Re: [PATCH v1 11/14] x86/boot: use __seg_fs and __seg_gs in the real-mode boot code

Posted by Uros Bizjak 2 weeks, 5 days ago

On Tue, Jan 20, 2026 at 8:54 PM H. Peter Anvin <hpa@zytor.com> wrote:
>
> All supported versions of gcc support __seg_fs and __seg_gs now.
> All supported versions of clang support __seg_fs and __seg_gs too,
> except for two bugs (as of clang 21, at least):
>
> 1. The %fs: and %gs: prefix does not get emitted in inline assembly.
> 2. An internal compiler error when addressing symbols directly.
>
> However, none of these are required in the boot code. Furthermore,
> this makes it possible to remove the absolute_pointer() hack in the
> fs/gs access functions.
>
> This requires adding a barrier() to a20.c, to prevent the compiler
> from eliding the load from the aliased memory address.
>
> Remove the unused memcmp_[fg]s() functions.
>
> Finally, ds() is by necessity constant, so mark the function as such.
>
> Signed-off-by: H. Peter Anvin (Intel) <hpa@zytor.com>
> ---
>  arch/x86/boot/a20.c  |  1 +
>  arch/x86/boot/boot.h | 81 ++++++++++++++------------------------------
>  2 files changed, 27 insertions(+), 55 deletions(-)
>
> diff --git a/arch/x86/boot/a20.c b/arch/x86/boot/a20.c
> index 3ab6cd8eaa31..52c3fccdcb70 100644
> --- a/arch/x86/boot/a20.c
> +++ b/arch/x86/boot/a20.c
> @@ -63,6 +63,7 @@ static int a20_test(int loops)
>         while (loops--) {
>                 wrgs32(++ctr, A20_TEST_ADDR);
>                 io_delay();     /* Serialize and make delay constant */
> +               barrier();      /* Compiler won't know about fs/gs overlap */
>                 ok = rdfs32(A20_TEST_ADDR+0x10) ^ ctr;
>                 if (ok)
>                         break;

This particular issue is not due to the compiler not knowing about
fs/gs overlap (if the compiler determines that write and read are to
the same non-volatile address, it would simply remove both, load and
store), but due to the compiler performing load hoisting and store
sinking from the loop. The compiler considers these two addresses as
two different addresses (they are also defined in two different named
address spaces), and optimizes access to them. So, without barrier(),
it simply loads the value from A20_TEST_ADDR and A20_TEST_ADDR+0x10
before the loop, resulting in:

  9:   65 8b 0d 00 02 00 00    mov    %gs:0x200,%ecx
 ...
 16:   64 8b 35 10 02 00 00    mov    %fs:0x210,%esi
 ...
 28:   83 ea 01                sub    $0x1,%edx
 2b:   74 0a                   je     37 <a20_test_ref+0x37>
 2d:   e6 80                   out    %al,$0x80
 2f:   89 d9                   mov    %ebx,%ecx
 31:   29 d1                   sub    %edx,%ecx
 33:   39 ce                   cmp    %ecx,%esi
 35:   74 f1                   je     28 <a20_test_ref+0x28>

The solution with barrier() introduces memory clobber between store
and load, so the compiler is now forced to load and store the values
due to the side effects of the barrier() inbetween. This kind of
works, but is just a workaround for what really happens. In reality,
the value at the test address changes "behind the compiler back", IOW
- variable’s value can change in ways the compiler cannot predict.

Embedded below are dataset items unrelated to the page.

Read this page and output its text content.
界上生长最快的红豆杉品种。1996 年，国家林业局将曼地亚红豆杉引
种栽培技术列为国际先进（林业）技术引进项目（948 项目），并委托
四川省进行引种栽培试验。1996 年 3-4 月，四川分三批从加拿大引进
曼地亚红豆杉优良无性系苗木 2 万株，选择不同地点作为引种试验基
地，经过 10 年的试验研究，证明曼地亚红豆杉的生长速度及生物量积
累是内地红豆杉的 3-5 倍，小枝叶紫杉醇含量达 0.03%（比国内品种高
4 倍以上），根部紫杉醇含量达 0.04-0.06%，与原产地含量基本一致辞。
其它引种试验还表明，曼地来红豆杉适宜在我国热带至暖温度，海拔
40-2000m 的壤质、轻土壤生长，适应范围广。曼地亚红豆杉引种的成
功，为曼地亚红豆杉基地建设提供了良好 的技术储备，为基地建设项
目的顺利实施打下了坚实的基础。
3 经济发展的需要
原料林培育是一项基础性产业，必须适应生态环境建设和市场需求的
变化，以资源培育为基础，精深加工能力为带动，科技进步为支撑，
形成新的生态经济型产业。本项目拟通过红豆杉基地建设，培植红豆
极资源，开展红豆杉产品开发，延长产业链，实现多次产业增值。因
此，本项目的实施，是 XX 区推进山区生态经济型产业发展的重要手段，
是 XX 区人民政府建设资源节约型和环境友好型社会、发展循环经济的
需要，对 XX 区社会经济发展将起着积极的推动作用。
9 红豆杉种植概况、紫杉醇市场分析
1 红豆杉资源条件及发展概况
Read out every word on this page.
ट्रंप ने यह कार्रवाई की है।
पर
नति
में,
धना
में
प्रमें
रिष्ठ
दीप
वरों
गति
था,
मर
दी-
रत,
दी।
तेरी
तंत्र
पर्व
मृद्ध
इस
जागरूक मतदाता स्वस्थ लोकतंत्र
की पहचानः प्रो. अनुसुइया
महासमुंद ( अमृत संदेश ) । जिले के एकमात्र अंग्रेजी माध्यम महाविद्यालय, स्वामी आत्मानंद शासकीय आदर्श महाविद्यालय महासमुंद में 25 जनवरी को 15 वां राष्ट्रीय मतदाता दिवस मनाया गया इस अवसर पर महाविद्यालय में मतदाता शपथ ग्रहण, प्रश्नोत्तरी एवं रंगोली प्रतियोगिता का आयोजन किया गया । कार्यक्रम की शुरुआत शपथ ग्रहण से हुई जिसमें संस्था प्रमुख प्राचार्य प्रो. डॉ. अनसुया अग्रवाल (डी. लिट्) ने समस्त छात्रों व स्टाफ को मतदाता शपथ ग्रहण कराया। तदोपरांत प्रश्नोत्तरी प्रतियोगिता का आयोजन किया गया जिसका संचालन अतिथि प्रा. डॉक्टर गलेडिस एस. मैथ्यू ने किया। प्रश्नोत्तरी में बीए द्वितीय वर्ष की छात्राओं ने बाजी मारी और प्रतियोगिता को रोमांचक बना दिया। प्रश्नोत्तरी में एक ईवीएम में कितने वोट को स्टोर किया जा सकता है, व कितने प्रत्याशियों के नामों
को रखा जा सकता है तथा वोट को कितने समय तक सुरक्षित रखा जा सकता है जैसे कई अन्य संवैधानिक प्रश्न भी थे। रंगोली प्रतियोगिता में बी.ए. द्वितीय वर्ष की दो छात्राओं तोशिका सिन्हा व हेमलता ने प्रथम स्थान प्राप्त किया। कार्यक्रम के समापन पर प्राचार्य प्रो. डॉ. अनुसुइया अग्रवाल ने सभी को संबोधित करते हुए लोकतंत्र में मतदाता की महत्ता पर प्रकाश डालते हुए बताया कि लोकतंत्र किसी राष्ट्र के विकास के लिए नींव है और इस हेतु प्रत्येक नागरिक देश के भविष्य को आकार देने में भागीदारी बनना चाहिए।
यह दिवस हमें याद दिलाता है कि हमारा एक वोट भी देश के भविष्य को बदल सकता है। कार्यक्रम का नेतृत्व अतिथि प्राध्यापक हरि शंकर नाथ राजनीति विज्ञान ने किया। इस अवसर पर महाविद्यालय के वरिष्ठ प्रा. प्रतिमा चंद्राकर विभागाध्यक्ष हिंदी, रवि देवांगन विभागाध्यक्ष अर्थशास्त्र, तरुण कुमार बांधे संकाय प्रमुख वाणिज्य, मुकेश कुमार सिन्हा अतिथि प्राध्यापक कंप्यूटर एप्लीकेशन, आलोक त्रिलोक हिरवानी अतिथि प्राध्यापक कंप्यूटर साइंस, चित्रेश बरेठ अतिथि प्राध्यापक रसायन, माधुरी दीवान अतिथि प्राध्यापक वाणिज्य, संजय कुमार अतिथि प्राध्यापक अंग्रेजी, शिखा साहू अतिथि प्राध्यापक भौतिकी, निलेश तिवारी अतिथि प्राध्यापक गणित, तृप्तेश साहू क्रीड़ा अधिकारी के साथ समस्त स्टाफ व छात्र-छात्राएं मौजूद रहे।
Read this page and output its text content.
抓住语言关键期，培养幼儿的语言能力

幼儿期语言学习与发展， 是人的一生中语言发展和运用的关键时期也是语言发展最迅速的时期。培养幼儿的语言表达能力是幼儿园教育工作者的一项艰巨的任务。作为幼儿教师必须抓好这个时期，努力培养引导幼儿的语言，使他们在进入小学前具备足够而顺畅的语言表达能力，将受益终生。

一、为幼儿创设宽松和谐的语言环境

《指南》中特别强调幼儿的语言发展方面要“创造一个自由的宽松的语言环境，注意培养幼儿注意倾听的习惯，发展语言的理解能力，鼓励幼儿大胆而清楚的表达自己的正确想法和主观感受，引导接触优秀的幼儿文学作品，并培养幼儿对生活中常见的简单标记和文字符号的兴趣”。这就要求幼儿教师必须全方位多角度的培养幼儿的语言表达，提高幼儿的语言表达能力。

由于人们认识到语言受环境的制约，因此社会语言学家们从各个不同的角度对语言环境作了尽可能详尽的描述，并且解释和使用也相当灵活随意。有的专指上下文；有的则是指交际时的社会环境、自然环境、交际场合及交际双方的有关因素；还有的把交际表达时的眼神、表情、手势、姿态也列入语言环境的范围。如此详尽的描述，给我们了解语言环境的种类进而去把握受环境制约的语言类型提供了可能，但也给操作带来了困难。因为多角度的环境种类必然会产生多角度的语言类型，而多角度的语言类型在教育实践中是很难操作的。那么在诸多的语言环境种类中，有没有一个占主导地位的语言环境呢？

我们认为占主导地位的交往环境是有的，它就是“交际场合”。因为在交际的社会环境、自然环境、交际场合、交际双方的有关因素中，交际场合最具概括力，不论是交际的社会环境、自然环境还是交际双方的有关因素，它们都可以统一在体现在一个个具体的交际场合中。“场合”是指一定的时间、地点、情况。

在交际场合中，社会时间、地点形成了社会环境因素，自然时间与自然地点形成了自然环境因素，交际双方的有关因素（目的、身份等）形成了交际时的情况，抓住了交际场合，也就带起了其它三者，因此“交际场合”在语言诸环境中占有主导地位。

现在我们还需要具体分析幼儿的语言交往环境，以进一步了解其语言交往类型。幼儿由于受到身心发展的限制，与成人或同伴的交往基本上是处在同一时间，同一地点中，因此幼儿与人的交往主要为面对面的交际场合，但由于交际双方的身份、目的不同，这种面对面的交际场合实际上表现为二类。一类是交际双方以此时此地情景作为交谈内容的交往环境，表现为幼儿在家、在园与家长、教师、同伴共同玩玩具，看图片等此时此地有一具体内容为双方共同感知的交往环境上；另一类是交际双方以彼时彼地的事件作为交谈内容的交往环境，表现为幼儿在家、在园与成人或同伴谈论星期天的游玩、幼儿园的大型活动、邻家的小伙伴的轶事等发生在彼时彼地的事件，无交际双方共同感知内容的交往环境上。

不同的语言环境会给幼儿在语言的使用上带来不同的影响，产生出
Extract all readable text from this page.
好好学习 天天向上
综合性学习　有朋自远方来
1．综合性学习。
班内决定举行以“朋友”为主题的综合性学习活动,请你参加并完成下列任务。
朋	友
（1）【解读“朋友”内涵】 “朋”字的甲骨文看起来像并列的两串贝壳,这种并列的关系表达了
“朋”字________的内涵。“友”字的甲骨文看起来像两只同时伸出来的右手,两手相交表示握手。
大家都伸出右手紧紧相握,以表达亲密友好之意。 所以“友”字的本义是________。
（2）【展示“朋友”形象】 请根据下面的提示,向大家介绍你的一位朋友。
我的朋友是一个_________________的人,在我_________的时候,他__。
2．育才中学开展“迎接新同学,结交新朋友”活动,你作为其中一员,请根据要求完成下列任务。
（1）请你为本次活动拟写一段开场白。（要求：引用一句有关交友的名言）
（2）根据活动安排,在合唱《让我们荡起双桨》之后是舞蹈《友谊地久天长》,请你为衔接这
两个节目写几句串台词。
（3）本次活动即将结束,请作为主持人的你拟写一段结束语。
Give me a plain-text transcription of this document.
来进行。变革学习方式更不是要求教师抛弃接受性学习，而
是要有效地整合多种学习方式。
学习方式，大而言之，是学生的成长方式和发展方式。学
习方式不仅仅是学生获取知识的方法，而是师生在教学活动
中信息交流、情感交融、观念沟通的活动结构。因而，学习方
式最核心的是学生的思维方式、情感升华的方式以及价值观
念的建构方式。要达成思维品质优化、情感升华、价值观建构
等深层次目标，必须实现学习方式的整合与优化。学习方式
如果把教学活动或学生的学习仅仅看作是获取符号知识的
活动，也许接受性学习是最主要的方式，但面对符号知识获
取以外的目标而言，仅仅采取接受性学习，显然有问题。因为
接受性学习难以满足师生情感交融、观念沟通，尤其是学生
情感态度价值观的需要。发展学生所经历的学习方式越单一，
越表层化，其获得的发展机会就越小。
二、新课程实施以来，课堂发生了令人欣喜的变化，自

My proposal is to use a volatile pointer to an absolute address, so
the unwanted optimizations are suppressed. The generated code is the
same as with barrier(), but now the code tells the compiler that every
read and write to this address must happen exactly as written in the
source code. Before your patch, the accessors were defined with
volatile asm, and this is the place where volatile qualifier matters.
So, my proposed code would read:

#define A20_TEST_ADDR    (4*0x80)

#define A20_TEST_GS (*(volatile __seg_gs u32 *)A20_TEST_ADDR)
#define A20_TEST_FS (*(volatile __seg_fs u32 *)(A20_TEST_ADDR+0x10))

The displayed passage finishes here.